RL in a Nutshell


Reinforcement Learning (RL) underlies a number of fantastic recent technological advancements. This framework facilitates complex sequential decision making to maximize cumulative reward as prescribed by the model builder. The ability to specify how rewards are assigned and systematically determine the best course of action offers an entirely different problem solving paradigm inspired by our understanding of humans decision making. I am excited to see how these ideas will manifest in the automated systems of the future.

Sutton and Barto's Reinforcement Learning: An Introduction comes as a highly recommended reference on the topic. Here I'll share some of my takeaways on their materials.

RL is different. When we talk about learning, we are often making the distinction on whether our problem is (un/semi)supervised, as though this were the primary axis for characterizing learning methods. RL would evolve into a discipline recognized as distinct from (un)supervised learning. Positioned as a hub among science/engineering, RL draws influence from psychology & animal behavior as well operations research & control theory. But RL and (un)supervised methods can be combined to exploit the hidden structures of a problem, offering additional modeling flexibility.

RL is holistic. Reinforcement learning is in keeping with the current trend toward end-to-end solutions, and general learning principles. The abstractions of an environment, possible actions, goals, rewards, and credit assignment for the outcome of sequential choices underlies many real-world decision making challenges. (un)supervised learning methods are modular solutions, in that the practitioner reduces a larger problem to one where accuracy in object recognition could be helpful, for example.

The importance of exploration vs. exploitation. In order to find the best you will likely be looking around a lot to confirm that fact. In this sense, search is the fundamental problem. Sutton and Barto suggest RL facilitates structured search with interaction-level information. This puts RL somewhere between evolutionary methods, which essentially black-box agent interactions and brute forcing it, which becomes infeasible for many problems of interest. Every RL algorithm must strike a balance between the competing strategies of exploration and exploitation. More explicitly, we should encourage exploration so long as it improves our worldview. But otherwise, as goal-seeking agents, we should exploit this intuition to maximize rewards. Sutton and Barto argue that the exploration-exploitation paradigm fundamental to RL does not manifest itself in (un)supervised learning. The question of how much time to invest in looking for the next big thing is left for the ML practitioner through phases of feature engineering or model tuning.

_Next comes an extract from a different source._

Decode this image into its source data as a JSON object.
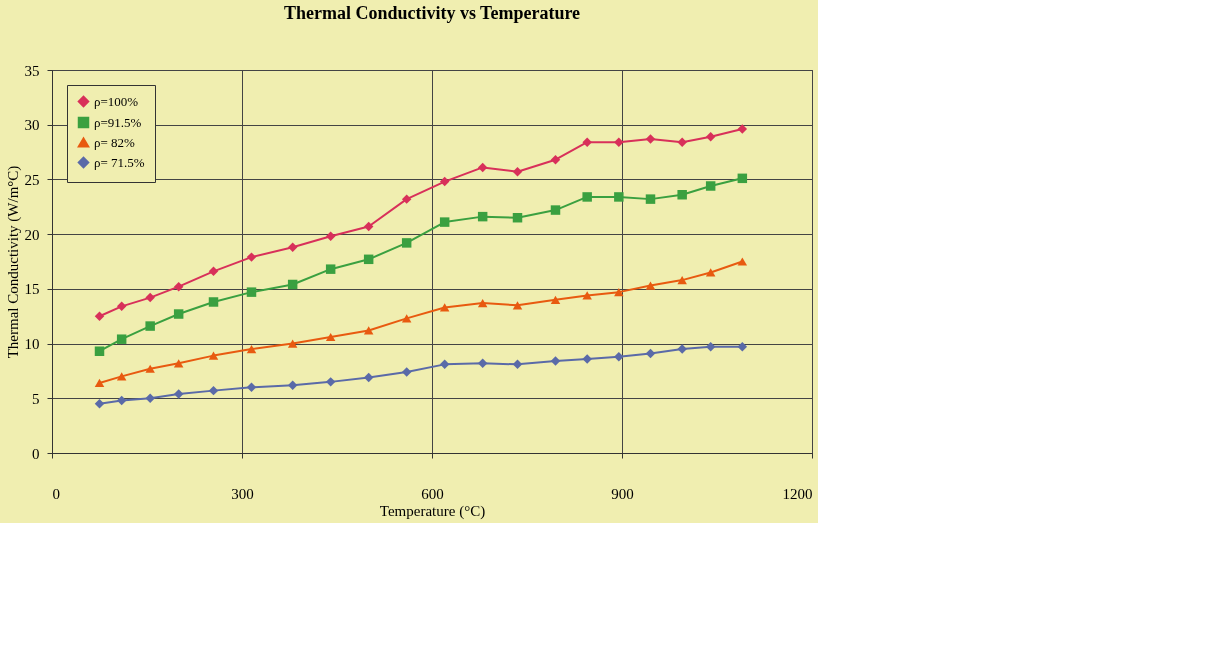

The core mathematical assumption is that system dynamics are well modeled as Markov Decision Processes. This provides the framework for describing a sequence of actions and characterizing decision making under uncertainty. We refer to states in time and actions available to agents which result in transitions to new states. Naturally, a model for our environment may reveal regularities that can be used to improve efficiency for our search for the best behaviors to maximize cumulative reward. The ability to model the environment allows for planning which is important because it is often the case that greedy strategies fail to find the best solutions. The MDP framework offers the leeway to proceed when we believe the simple strategy of choosing the action leading to the highest immediate reward is too heavy-handed for the temporal characteristics.